Father’s Day is a celebration for fathers, inaugurated in the early 20th century to compliment Mother’s Day, by honoring fatherhood and male parenting.
If you look back in history, many people independently thought of a “Father’s Day”; however the official credit is bestowed to Sonora Smart Dodd of Spokane, Washington.
Just like Mother’s Day history, there was someone who first planted the seed; and that was Grace Golden Clayton from Fairmont, West Virginia. The idea first came to light when Grace wanted to pay tribute to the fathers who lost their lives in the Monongah Mining Disaster in December 1907.
The mine explosion killed 361 men, 250 were fathers; leaving almost 1000 fatherless children. Grace approached her pastor, Robert Thomas Webb and suggested he hold a service to honor all the deceased fathers. Grace was also mourning the loss of her father, a Methodist minister, whose birthday was in July.

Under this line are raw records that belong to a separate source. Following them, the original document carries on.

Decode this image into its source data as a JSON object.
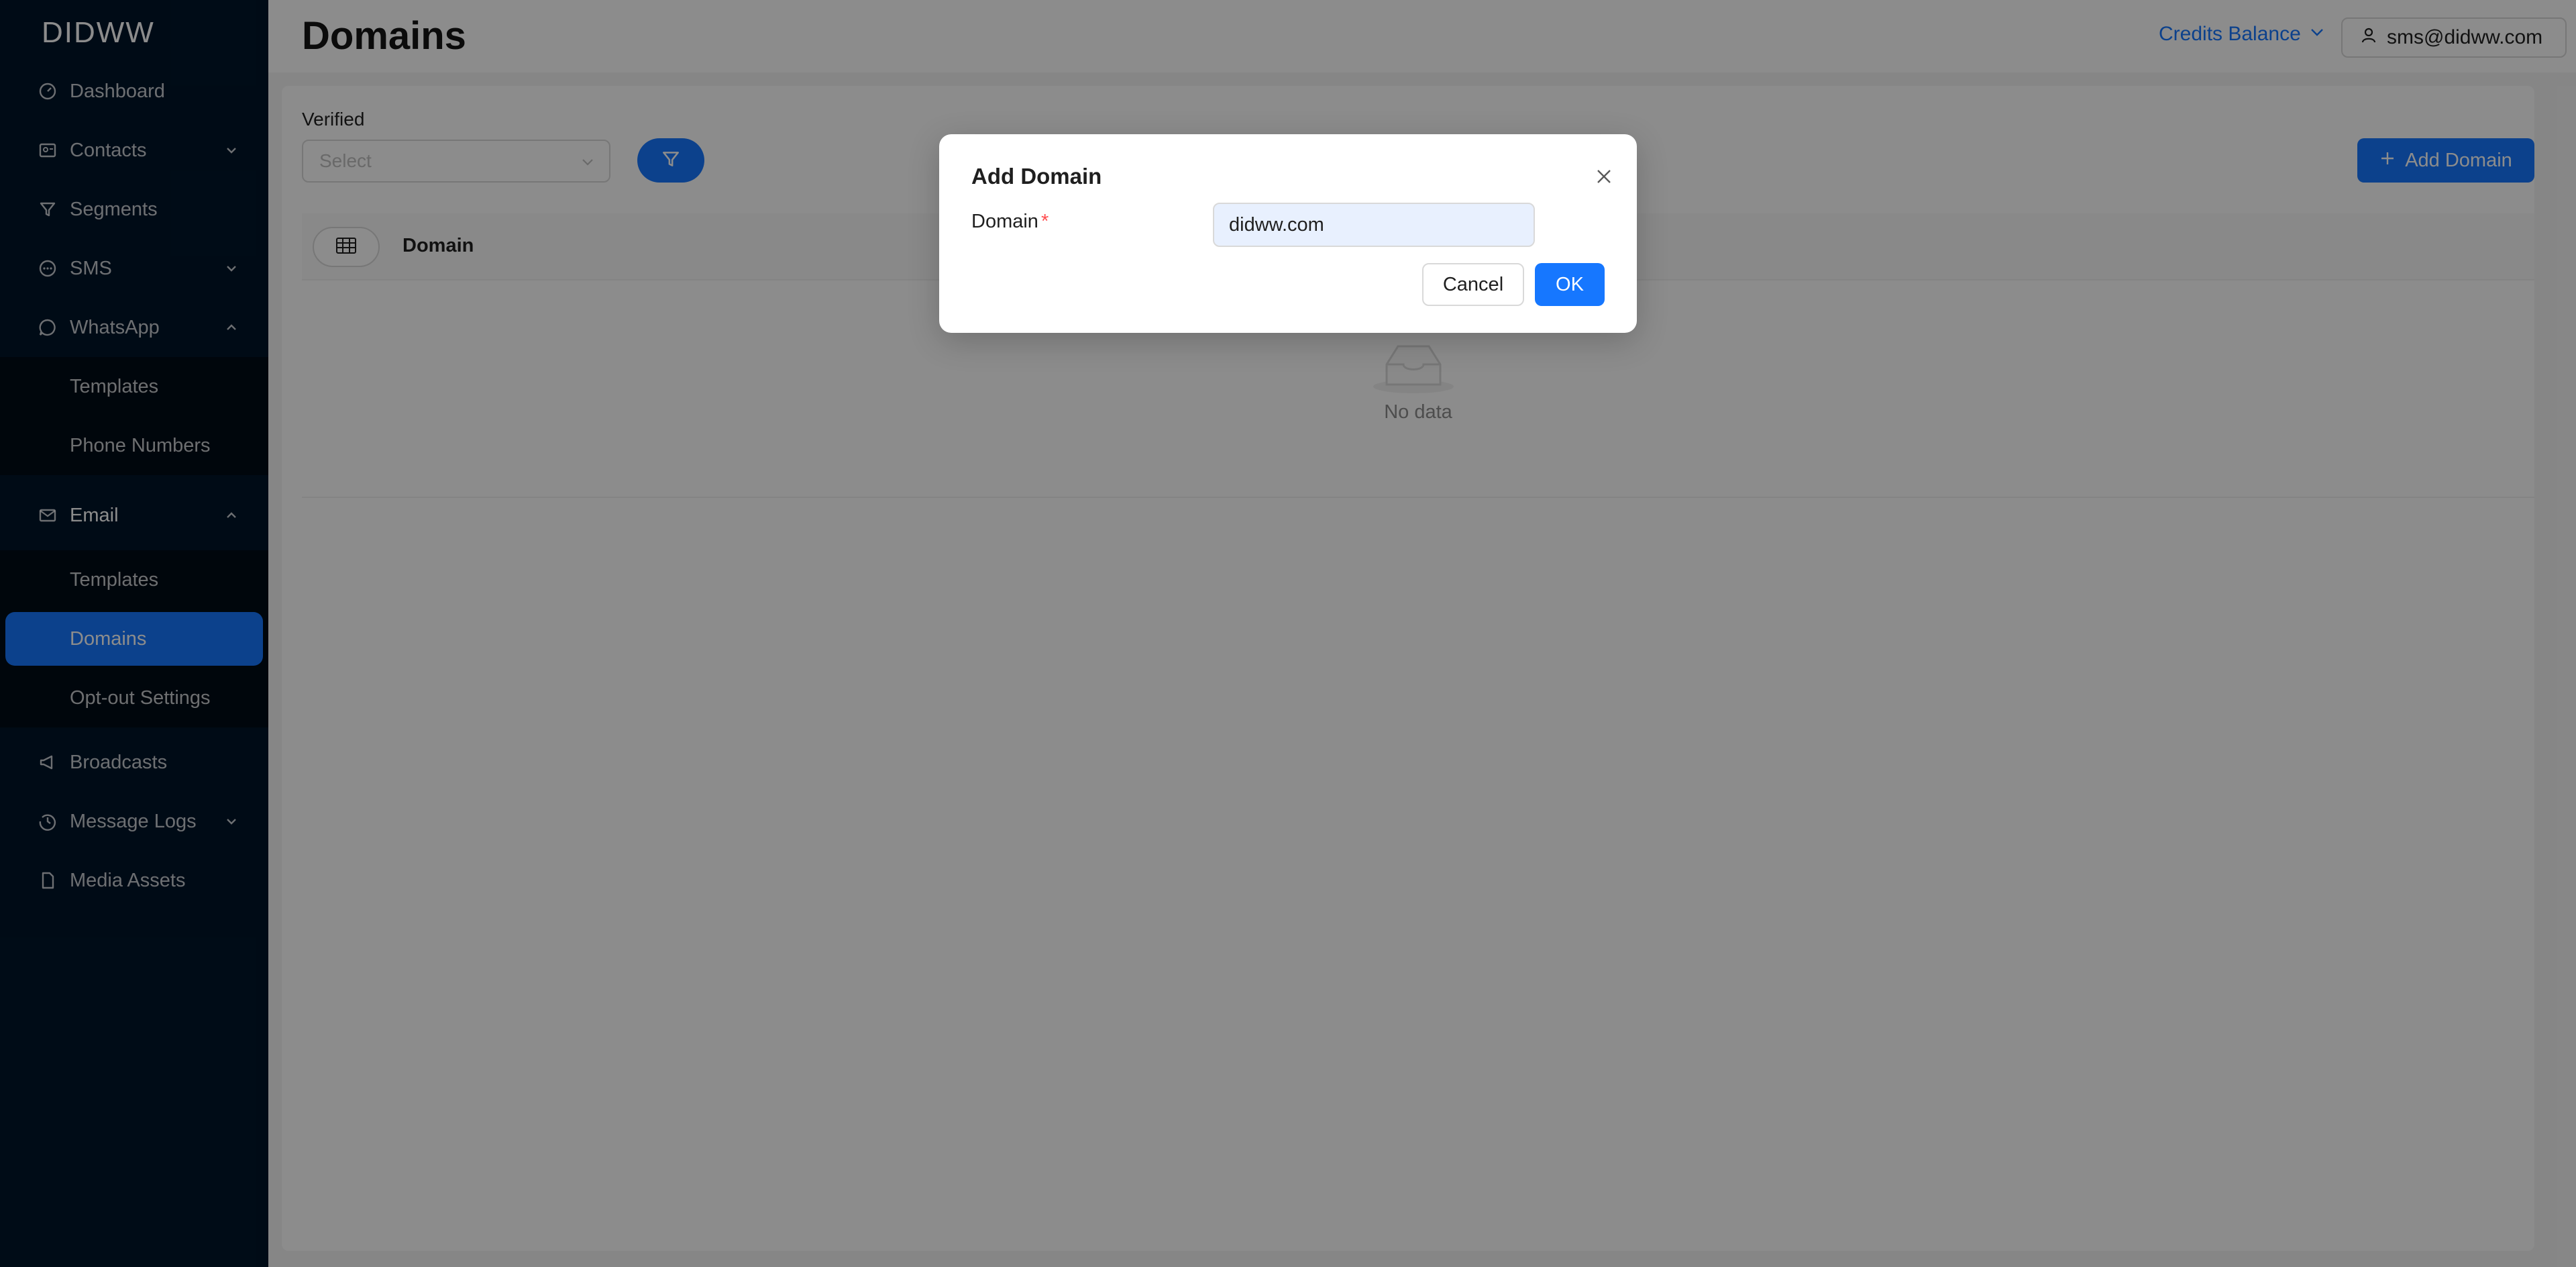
{
  "brand": {
    "logo_text": "DIDWW"
  },
  "sidebar": {
    "items": [
      {
        "label": "Dashboard",
        "icon": "dashboard-icon"
      },
      {
        "label": "Contacts",
        "icon": "contacts-icon",
        "expanded": false
      },
      {
        "label": "Segments",
        "icon": "filter-icon"
      },
      {
        "label": "SMS",
        "icon": "message-icon",
        "expanded": false
      },
      {
        "label": "WhatsApp",
        "icon": "whatsapp-icon",
        "expanded": true,
        "children": [
          {
            "label": "Templates"
          },
          {
            "label": "Phone Numbers"
          }
        ]
      },
      {
        "label": "Email",
        "icon": "mail-icon",
        "expanded": true,
        "children": [
          {
            "label": "Templates"
          },
          {
            "label": "Domains",
            "active": true
          },
          {
            "label": "Opt-out Settings"
          }
        ]
      },
      {
        "label": "Broadcasts",
        "icon": "megaphone-icon"
      },
      {
        "label": "Message Logs",
        "icon": "history-icon",
        "expanded": false
      },
      {
        "label": "Media Assets",
        "icon": "file-icon"
      }
    ]
  },
  "header": {
    "title": "Domains",
    "credits_label": "Credits Balance",
    "user_email": "sms@didww.com"
  },
  "filters": {
    "verified_label": "Verified",
    "verified_placeholder": "Select"
  },
  "toolbar": {
    "add_label": "Add Domain"
  },
  "table": {
    "columns": [
      "Domain"
    ],
    "rows": [],
    "empty_text": "No data"
  },
  "modal": {
    "title": "Add Domain",
    "field_label": "Domain",
    "field_value": "didww.com",
    "cancel_label": "Cancel",
    "ok_label": "OK"
  },
  "colors": {
    "sidebar_bg": "#001529",
    "primary": "#1677ff",
    "required": "#ff4d4f"
  }
}
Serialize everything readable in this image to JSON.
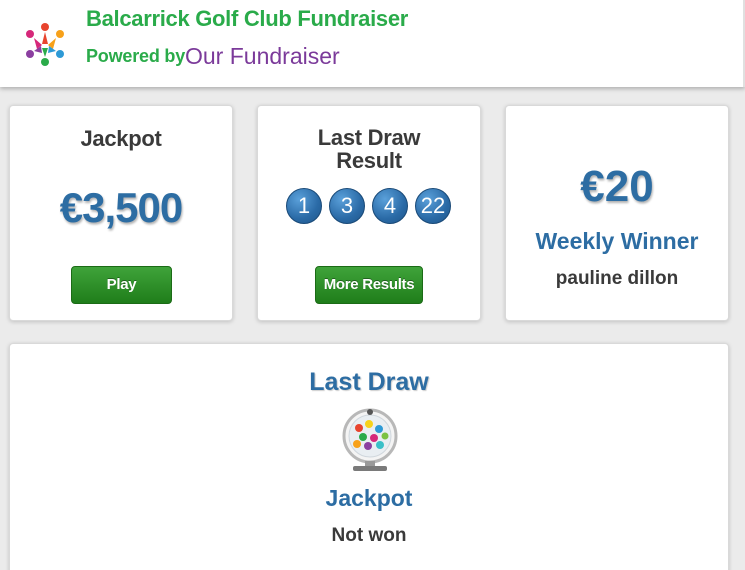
{
  "header": {
    "club_name": "Balcarrick Golf Club Fundraiser",
    "powered_by": "Powered by",
    "brand": "Our Fundraiser"
  },
  "jackpot_card": {
    "title": "Jackpot",
    "amount": "€3,500",
    "button_label": "Play"
  },
  "last_draw_result_card": {
    "title_line1": "Last Draw",
    "title_line2": "Result",
    "balls": [
      "1",
      "3",
      "4",
      "22"
    ],
    "button_label": "More Results"
  },
  "weekly_card": {
    "amount": "€20",
    "label": "Weekly Winner",
    "winner": "pauline dillon"
  },
  "last_draw_card": {
    "title": "Last Draw",
    "jackpot_label": "Jackpot",
    "status": "Not won"
  },
  "colors": {
    "brand_green": "#2aab4a",
    "brand_purple": "#7b3a9a",
    "accent_blue": "#2d6da3",
    "button_green": "#2a8f25"
  },
  "icons": {
    "logo": "people-circle-logo-icon",
    "lottery": "lottery-drum-icon"
  }
}
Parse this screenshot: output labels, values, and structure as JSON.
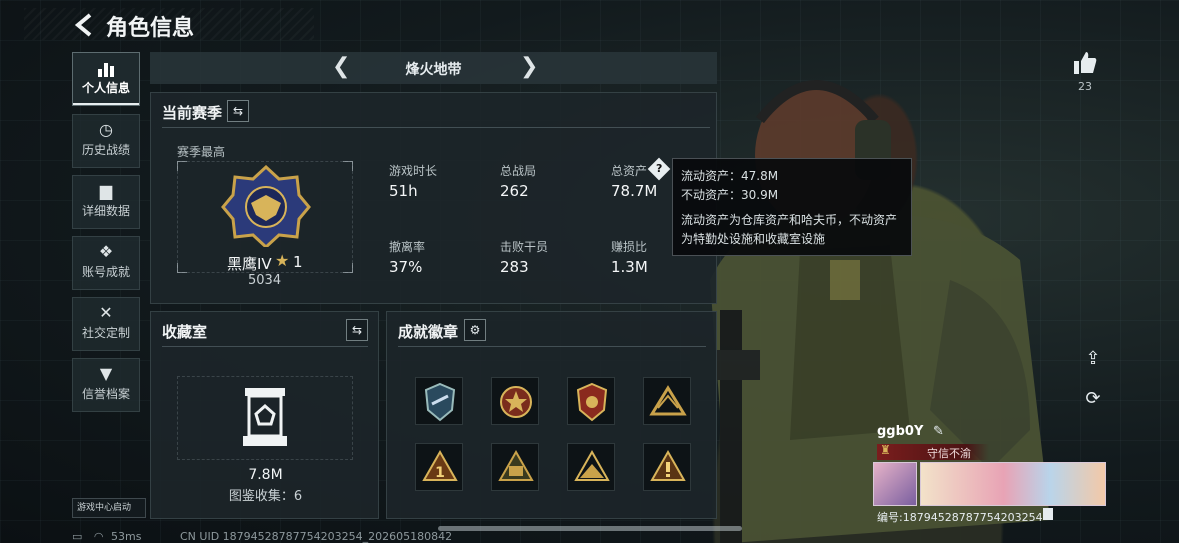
{
  "header": {
    "title": "角色信息"
  },
  "nav": [
    {
      "label": "个人信息",
      "icon": "bar-chart-icon",
      "active": true
    },
    {
      "label": "历史战绩",
      "icon": "clock-icon"
    },
    {
      "label": "详细数据",
      "icon": "folder-icon"
    },
    {
      "label": "账号成就",
      "icon": "medal-icon"
    },
    {
      "label": "社交定制",
      "icon": "tools-icon"
    },
    {
      "label": "信誉档案",
      "icon": "shield-icon"
    }
  ],
  "game_center": "游戏中心启动",
  "season_selector": {
    "name": "烽火地带"
  },
  "current_season": {
    "title": "当前赛季",
    "best_label": "赛季最高",
    "rank_name": "黑鹰IV",
    "rank_stars": "1",
    "rank_points": "5034",
    "stats": [
      {
        "label": "游戏时长",
        "value": "51h"
      },
      {
        "label": "总战局",
        "value": "262"
      },
      {
        "label": "总资产",
        "value": "78.7M"
      },
      {
        "label": "撤离率",
        "value": "37%"
      },
      {
        "label": "击败干员",
        "value": "283"
      },
      {
        "label": "赚损比",
        "value": "1.3M"
      }
    ]
  },
  "tooltip": {
    "line1": "流动资产：47.8M",
    "line2": "不动资产：30.9M",
    "line3": "流动资产为仓库资产和哈夫币，不动资产",
    "line4": "为特勤处设施和收藏室设施"
  },
  "collection": {
    "title": "收藏室",
    "value": "7.8M",
    "count_label": "图鉴收集：6"
  },
  "achievements": {
    "title": "成就徽章"
  },
  "player": {
    "likes": "23",
    "name": "ggb0Y",
    "title": "守信不渝",
    "id_line": "编号:187945287877542032​54"
  },
  "status": {
    "ping": "53ms",
    "uid": "CN UID 187945287877542032​54_202605180842"
  },
  "colors": {
    "accent_red": "#7a1d1d",
    "panel_bg": "#1c2529",
    "gold": "#c9a24a"
  }
}
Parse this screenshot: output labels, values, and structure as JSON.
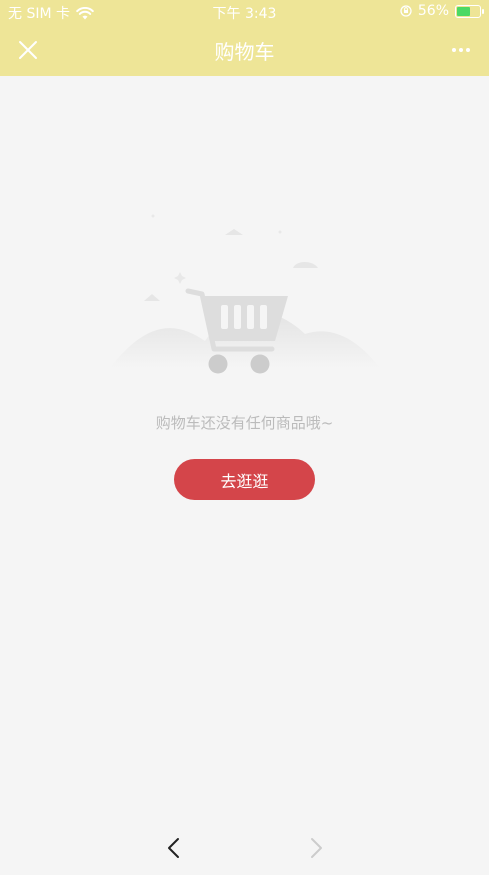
{
  "status_bar": {
    "carrier": "无 SIM 卡",
    "time": "下午 3:43",
    "battery_percent": "56%",
    "battery_level": 0.56,
    "wifi_icon": "wifi-icon",
    "lock_icon": "orientation-lock-icon"
  },
  "header": {
    "title": "购物车",
    "background_color": "#eee597",
    "close_icon": "close-icon",
    "more_icon": "more-icon"
  },
  "empty_state": {
    "illustration_icon": "shopping-cart-icon",
    "message": "购物车还没有任何商品哦~",
    "button_label": "去逛逛",
    "button_color": "#d4454a"
  },
  "bottom_nav": {
    "back_icon": "chevron-left-icon",
    "forward_icon": "chevron-right-icon"
  }
}
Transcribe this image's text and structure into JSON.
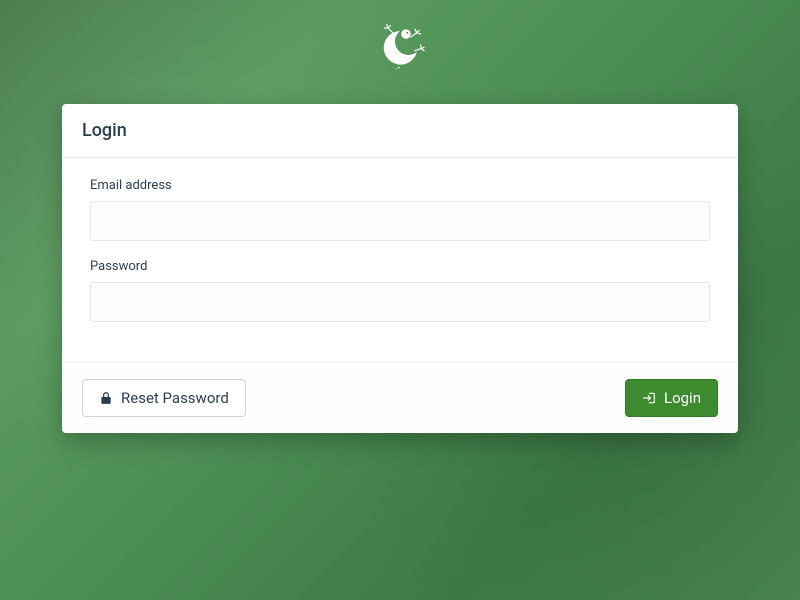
{
  "card": {
    "title": "Login"
  },
  "form": {
    "email_label": "Email address",
    "email_value": "",
    "password_label": "Password",
    "password_value": ""
  },
  "buttons": {
    "reset_label": "Reset Password",
    "login_label": "Login"
  },
  "colors": {
    "accent": "#3d8b2f",
    "text": "#2c3e50"
  }
}
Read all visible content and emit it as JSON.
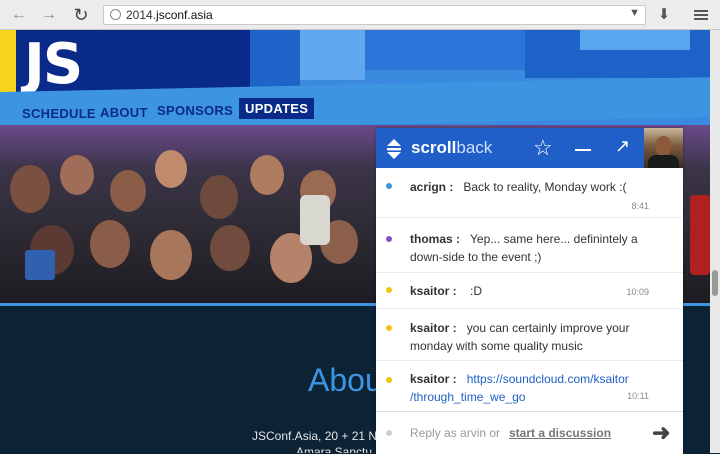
{
  "browser": {
    "url_host": "2014.",
    "url_domain": "jsconf.asia",
    "icons": {
      "back": "arrow-left-icon",
      "forward": "arrow-right-icon",
      "reload": "reload-icon",
      "download": "download-icon",
      "menu": "hamburger-icon"
    }
  },
  "site": {
    "logo": "JS",
    "nav": [
      "SCHEDULE",
      "ABOUT",
      "SPONSORS",
      "UPDATES"
    ],
    "about_title": "Abou",
    "about_line1": "JSConf.Asia, 20 + 21 No",
    "about_line2": "Amara Sanctu",
    "colors": {
      "accent_blue": "#3d95e2",
      "dark_navy": "#0a2a8a",
      "yellow": "#f7d51d"
    }
  },
  "scrollback": {
    "brand_bold": "scroll",
    "brand_light": "back",
    "brand_color": "#1f5fc7",
    "messages": [
      {
        "nick": "acrign :",
        "text": "Back to reality, Monday work :(",
        "time": "8:41",
        "dot_color": "#3d95e2"
      },
      {
        "nick": "thomas :",
        "text": "Yep... same here... definintely a down-side to the event ;)",
        "time": "",
        "dot_color": "#8a4fc4"
      },
      {
        "nick": "ksaitor :",
        "text": ":D",
        "time": "10:09",
        "dot_color": "#f2c40e"
      },
      {
        "nick": "ksaitor :",
        "text": "you can certainly improve your monday with some quality music",
        "time": "",
        "dot_color": "#f2c40e"
      },
      {
        "nick": "ksaitor :",
        "text": "https://soundcloud.com/ksaitor/through_time_we_go",
        "link_line1": "https://soundcloud.com/ksaitor",
        "link_line2": "/through_time_we_go",
        "time": "10:11",
        "dot_color": "#f2c40e"
      }
    ],
    "compose_placeholder": "Reply as arvin or",
    "compose_link": "start a discussion"
  }
}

A “Father’s Day” celebration was held on July 5, 1908; (the Sunday nearest to the birthday of her father) in the Williams Memorial Methodist Episcopal Church South in Fairmont. However, this being a local celebration, the concept of Father’s Day did not influence people living outside of West Virginia.
In 1910 Sonora Smart Dodd suggested that a designated day should be established to honor fathers, just like we honor mothers. Sonora particularly wanted to honor her father, William Jackson Smart, a Civil War veteran, now a single parent raising six children after the death of her mother.
She wanted Father’s Day to be nationalized on June 5th, her father’s birthday; however the pastors of the local churches were unable to acknowledge that date as they needed time to prepare their sermons. The first Father’s Day celebration was observed on June 19, 1910 in Spokane, Washington.
In 1957, Maine Senator Margaret Chase Smith wrote a proposal accusing Congress of ignoring fathers for 40 years while honoring mothers, “thus singling out one of our two parents”. In 1966, President Lyndon Johnson issued the first presidential proclamation honoring fathers, designating the third Sunday in June as Father’s Day. In 1972, six years later, President Richard Nixon signed into law making Father’s Day a permanent national holiday.
It just goes to show you, it takes a band of determined women to get something accomplished!
So, let’s see what we can create in the kitchen for Father’s Day, in honor of good ol’dad to make this special guy happy.
I associate Father’s Day with a cook out rather than going to a restaurant, because you can all have an opportunity to cater to all the foods Dad likes, and he doesn’t have to get dressed up or shave for this event.
Happy Father’s Day to all the Dads, and to the Moms.. who do it alone. If you know a Dad who is going to be alone, invite him to be a part of your day, you will both sleep good tonight, and remember the Dads who are far away.. protecting us as we celebrate.